ケイエッチ、2箇所の工場の労働者全員を解雇予告から1日で解雇


期限のない労働契約で労働者を解雇するということは、使用者からの雇用契約の解約ということになります。

民法の原則からは、雇用契約の解約には二週間前に予告をする必要があります(ここの事情において解雇を有効にできるかというのは別途重大な問題なのですが、できるとした場合の手続き的な規制についての話です)。

民法

第627条(期間の定めのない雇用の解約の申入れ)

当事者が雇用の期間を定めなかったときは、各当事者は、いつでも解約の申入れをすることができる。この場合において、雇用は、解約の申入れの日から二週間を経過することによって終了する。

2 期間によって報酬を定めた場合には、解約の申入れは、次期以後についてすることができる。ただし、その解約の申入れは、当期の前半にしなければならない。

3 六箇月以上の期間によって報酬を定めた場合には、前項の解約の申入れは、三箇月前にしなければならない。

しかし、この民法の原則は、使用者からの解約である解雇の場合についてのみ労働基準法で修正されています。

第20条(解雇の予告)

使用者は、労働者を解雇しようとする場合においては、少くとも三十日前にその予告をしなければならない三十日前に予告をしない使用者は、三十日分以上の平均賃金を支払わなければならない。但し、天災事変その他やむを得ない事由のために事業の継続が不可能となつた場合又は労働者の責に帰すべき事由に基いて解雇する場合においては、この限りでない。

②前項の予告の日数は、一日について平均賃金を支払つた場合においては、その日数を短縮することができる。

③前条第二項の規定は、第一項但書の場合にこれを準用する。

上記のように、30日前の解雇予告が必要であり、それをしないなら30日分の賃金の支払いが必要になります。

要するに30日分の賃金相当額は労働者に支払いなさいという規律になっています。

しかし、会社の経営状況が良くなくなってくると、それどころではなくなることが現実です。

そのような現実が表出した事象が報道されました。

2工場の全従業員240人、予告から1日で解雇 : 社会 : YOMIURI ONLINE(読売新聞)(2010年8月12日14時15分  読売新聞)

繊維加工業の「ケイエッチ」(本社・東京)が、7月末で山形県鶴岡市内の2工場を操業停止とし、計240人の従業員全員を解雇していたことが11日わかった。

鶴岡公共職業安定所によると、従業員が解雇予告されたのは7月30日で、同31日付で解雇された。労働基準法は、解雇予告から実際の解雇までの期間が30日未満の場合、解雇予告手当の支払いを定めており、今回は平均賃金のほぼ1か月分に相当するが、10日現在、すべて未払いという。

庄内労働基準監督署は、現状が改善されない場合、同社を労働基準法違反(解雇予告手当の不払い)の疑いで行政指導する方針。

同安定所によると、同社の工場は、鶴岡市日出と西荒屋の2か所にあり、女性服の縫製などを行っていた。福島県相馬市の工場も閉鎖し、150人の従業員を解雇したという。

(略)

報道によると、ケイエッチのした解雇は、労働法の観点から言うと、解雇予告義務に違反する解雇ということになります。

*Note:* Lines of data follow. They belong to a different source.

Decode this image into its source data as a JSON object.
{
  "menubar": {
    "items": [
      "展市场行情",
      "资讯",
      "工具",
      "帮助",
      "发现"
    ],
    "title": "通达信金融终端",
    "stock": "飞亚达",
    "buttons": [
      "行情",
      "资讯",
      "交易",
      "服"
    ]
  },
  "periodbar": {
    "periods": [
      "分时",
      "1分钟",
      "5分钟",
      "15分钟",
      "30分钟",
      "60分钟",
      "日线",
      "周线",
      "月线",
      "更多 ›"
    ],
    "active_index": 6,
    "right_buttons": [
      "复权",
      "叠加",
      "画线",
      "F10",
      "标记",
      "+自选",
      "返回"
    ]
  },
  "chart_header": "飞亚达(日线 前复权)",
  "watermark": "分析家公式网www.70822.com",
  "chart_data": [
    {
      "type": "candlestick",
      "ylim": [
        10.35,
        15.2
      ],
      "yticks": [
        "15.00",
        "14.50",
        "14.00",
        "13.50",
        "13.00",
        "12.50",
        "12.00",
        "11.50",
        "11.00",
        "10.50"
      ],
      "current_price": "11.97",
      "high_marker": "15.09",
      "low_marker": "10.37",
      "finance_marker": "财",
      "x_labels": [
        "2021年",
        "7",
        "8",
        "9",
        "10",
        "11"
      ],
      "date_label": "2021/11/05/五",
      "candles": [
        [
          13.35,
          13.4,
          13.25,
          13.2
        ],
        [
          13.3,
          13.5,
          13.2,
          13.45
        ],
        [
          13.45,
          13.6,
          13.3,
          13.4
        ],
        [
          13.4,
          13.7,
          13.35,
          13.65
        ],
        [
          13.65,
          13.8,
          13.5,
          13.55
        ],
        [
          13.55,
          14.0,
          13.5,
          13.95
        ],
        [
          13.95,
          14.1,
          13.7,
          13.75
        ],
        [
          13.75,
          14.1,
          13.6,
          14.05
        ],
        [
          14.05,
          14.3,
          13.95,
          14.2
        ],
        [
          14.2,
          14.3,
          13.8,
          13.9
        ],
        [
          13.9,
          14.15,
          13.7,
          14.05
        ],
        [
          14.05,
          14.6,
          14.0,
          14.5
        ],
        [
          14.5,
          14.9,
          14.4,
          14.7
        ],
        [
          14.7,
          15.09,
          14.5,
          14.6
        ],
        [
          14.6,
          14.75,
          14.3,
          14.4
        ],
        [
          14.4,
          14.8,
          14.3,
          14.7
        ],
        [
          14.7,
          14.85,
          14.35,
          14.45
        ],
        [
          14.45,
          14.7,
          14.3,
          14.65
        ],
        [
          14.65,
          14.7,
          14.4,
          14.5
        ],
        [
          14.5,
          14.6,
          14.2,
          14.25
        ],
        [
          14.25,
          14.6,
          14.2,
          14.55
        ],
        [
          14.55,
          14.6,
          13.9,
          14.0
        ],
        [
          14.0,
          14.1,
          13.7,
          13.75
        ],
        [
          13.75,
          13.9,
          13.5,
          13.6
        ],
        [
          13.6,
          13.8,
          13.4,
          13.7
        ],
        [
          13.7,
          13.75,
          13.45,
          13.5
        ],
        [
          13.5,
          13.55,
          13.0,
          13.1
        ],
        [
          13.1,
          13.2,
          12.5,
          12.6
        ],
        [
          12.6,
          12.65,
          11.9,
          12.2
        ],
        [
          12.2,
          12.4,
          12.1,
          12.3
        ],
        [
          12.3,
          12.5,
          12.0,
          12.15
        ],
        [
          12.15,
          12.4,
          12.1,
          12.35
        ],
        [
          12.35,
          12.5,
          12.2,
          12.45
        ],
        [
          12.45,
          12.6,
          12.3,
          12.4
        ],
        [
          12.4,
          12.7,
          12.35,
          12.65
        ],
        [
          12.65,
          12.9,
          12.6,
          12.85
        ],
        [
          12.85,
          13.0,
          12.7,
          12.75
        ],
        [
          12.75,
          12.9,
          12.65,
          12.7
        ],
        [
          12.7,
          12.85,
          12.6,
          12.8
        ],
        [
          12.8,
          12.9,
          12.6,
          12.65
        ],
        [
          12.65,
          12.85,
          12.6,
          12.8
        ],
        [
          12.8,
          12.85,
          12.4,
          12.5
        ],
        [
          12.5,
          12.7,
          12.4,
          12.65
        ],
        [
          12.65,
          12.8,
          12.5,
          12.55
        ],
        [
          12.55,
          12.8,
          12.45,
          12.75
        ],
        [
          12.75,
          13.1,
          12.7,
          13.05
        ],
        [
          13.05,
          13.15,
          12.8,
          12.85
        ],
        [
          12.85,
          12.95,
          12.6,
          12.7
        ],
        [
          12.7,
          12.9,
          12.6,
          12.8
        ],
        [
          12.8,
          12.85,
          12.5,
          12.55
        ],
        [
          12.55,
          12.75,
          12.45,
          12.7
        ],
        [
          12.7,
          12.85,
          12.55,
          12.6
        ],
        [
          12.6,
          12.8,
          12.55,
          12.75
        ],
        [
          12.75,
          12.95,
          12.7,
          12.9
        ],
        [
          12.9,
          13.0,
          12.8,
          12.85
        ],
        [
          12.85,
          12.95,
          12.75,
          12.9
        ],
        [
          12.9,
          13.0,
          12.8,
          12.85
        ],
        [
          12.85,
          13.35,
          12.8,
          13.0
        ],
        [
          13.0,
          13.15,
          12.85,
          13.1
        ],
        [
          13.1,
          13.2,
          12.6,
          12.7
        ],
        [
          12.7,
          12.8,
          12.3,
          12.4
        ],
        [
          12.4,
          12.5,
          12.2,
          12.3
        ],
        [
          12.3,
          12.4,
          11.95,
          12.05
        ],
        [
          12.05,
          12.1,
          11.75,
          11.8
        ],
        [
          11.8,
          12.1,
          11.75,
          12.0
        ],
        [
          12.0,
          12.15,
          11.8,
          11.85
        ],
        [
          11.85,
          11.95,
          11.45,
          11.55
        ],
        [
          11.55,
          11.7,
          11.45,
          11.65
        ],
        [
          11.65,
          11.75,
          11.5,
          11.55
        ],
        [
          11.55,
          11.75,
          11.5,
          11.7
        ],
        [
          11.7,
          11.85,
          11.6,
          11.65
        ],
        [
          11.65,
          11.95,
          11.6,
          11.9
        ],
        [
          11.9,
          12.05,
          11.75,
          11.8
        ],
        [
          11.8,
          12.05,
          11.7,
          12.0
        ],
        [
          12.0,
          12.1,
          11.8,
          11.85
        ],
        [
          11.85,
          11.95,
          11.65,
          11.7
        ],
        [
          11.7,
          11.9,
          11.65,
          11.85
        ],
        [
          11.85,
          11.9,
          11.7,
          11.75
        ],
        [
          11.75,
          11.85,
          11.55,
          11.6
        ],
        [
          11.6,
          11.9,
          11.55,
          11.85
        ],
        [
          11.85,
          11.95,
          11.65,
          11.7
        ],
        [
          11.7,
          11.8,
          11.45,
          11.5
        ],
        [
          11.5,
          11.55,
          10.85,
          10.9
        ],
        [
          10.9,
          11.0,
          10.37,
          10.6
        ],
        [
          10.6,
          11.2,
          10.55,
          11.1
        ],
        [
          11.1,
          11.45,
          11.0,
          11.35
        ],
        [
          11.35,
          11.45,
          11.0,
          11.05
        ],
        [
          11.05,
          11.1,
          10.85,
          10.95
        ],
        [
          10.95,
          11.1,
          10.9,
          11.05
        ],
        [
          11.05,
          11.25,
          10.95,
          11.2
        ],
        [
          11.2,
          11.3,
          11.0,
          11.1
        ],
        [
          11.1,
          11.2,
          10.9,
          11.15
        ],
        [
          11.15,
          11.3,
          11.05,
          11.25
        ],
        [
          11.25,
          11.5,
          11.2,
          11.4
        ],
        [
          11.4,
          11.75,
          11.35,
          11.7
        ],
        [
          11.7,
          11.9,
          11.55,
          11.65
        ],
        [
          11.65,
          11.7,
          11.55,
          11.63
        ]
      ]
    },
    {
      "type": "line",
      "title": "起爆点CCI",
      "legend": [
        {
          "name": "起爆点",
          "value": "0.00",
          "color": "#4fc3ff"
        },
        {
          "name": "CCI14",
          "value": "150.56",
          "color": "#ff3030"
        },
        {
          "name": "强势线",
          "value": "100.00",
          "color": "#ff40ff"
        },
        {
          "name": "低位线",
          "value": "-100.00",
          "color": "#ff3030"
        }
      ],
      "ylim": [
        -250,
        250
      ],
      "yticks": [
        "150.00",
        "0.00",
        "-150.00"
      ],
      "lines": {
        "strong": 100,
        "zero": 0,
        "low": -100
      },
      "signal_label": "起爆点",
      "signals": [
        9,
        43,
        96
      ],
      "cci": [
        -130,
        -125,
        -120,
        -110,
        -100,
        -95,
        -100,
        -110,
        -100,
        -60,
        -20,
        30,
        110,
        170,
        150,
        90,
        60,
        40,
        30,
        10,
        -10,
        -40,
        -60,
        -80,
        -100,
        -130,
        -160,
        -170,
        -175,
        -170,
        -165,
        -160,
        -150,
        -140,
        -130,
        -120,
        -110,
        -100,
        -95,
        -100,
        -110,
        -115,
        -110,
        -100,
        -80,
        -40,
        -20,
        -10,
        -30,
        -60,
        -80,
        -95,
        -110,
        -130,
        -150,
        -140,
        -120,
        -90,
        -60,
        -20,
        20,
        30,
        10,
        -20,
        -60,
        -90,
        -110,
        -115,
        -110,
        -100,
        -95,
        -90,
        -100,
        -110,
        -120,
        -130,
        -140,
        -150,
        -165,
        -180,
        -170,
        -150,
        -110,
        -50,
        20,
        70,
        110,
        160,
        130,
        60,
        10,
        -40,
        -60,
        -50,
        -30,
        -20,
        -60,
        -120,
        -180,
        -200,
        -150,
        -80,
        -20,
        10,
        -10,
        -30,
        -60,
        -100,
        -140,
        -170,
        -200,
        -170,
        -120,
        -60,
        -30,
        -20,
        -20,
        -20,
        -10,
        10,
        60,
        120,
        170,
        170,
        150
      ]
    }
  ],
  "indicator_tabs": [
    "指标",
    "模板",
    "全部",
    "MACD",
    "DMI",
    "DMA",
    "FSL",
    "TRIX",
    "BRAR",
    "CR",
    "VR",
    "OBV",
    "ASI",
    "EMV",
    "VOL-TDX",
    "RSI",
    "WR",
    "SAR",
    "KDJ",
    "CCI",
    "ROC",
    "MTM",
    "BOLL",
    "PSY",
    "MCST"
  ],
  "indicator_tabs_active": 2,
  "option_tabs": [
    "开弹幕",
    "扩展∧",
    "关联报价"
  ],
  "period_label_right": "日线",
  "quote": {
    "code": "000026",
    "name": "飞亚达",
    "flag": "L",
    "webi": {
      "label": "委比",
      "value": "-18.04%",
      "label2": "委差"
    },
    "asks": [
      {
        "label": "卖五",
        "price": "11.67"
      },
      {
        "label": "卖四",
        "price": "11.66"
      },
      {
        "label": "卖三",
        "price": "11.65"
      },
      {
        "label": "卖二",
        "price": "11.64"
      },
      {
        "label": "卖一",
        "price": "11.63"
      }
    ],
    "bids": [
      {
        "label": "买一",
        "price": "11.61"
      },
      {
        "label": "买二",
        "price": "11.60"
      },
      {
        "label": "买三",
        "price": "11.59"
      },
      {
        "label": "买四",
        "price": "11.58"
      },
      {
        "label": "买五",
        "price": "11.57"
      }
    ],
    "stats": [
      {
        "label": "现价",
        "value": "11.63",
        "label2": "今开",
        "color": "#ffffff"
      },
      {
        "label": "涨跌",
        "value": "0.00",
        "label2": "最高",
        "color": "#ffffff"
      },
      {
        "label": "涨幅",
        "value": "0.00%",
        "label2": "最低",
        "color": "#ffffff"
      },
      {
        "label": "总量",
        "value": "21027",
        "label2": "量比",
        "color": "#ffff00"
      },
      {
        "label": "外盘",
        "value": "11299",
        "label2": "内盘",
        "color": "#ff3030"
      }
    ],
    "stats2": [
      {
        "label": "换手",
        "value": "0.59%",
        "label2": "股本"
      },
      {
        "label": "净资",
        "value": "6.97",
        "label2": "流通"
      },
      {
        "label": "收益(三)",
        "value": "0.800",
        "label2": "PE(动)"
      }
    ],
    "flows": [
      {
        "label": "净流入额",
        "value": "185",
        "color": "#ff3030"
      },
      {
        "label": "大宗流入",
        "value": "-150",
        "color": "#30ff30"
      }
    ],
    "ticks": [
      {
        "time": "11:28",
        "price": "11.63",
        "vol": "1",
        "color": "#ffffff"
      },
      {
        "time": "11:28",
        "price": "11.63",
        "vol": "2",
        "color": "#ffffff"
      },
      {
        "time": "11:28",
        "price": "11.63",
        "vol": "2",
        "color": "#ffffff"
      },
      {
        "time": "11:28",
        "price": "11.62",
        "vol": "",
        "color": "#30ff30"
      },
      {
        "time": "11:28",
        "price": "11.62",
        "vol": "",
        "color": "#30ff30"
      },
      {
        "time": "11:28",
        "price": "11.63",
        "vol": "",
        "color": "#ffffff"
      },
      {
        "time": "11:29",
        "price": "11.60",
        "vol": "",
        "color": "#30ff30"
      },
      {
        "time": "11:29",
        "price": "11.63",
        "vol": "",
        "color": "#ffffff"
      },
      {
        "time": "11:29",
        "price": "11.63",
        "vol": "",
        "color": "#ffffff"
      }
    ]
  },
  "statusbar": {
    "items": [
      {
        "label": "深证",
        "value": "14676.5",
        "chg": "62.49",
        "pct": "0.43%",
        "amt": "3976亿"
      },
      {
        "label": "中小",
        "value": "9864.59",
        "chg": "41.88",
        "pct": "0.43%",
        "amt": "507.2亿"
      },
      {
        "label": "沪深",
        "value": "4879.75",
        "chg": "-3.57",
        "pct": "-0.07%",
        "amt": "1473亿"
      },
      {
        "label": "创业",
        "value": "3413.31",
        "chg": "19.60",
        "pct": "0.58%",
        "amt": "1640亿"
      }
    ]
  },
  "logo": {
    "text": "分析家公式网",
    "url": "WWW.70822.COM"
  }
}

上記に引用した労働基準法20条の規定は一件明確ですが、予告義務に反した場合どうなるかについては実は複雑な対立があります。

法律に反したのだから解雇は無効だとしてしまえばいいように思えるのですが、20条に違反した場合の効果について114条に付加金の支払いが定められており、解雇自体は有効と解していることが伺われるからです。また現実的にも、本来ならば30日たてば有効になるはずなのに一律に無効にするのも過敏な反応であり現実を無視することになりかねません。

そこで判例は、相対的無効説という立場を取っています。これは使用者が即時の解雇にこだわるのではない限り、30日後に効力が生じるというものであり、要するに金銭的には解雇予告義務の効果と同じ状況を生むようにしようというものです。

これは結論のバランスを考えて採用された立場だと思われるのですが、使用者の内心でころころ変わるのは良く考えると変です。

また30日後に効力が生じるということはそれまでは労働契約関係にあることになり、賃金をもらうには労務の提供をしないといけません。よって30日分の賃金相当額は得られるのでよしとされているはずの結論なのですが、その実現はそう簡単ではないことになります。いきなり解雇だといわれて争いになっているのに30日間労務の提供をしないといけないのはいかにも変な感じがあります。

よって、裁判例では、この判例の理論からは導けませんが、端的に30日分の賃金相当額の支払い請求を認めてしまうような判断をしています。

よって、裁判例の立場からいくと、本件のような場合、使用者に直接、解雇予告手当て相当額の支払いを請求できるということになるわけです。しかし、会社が傾いているので現実的にはそれどころではなくなることがあるのは周知のとおりです。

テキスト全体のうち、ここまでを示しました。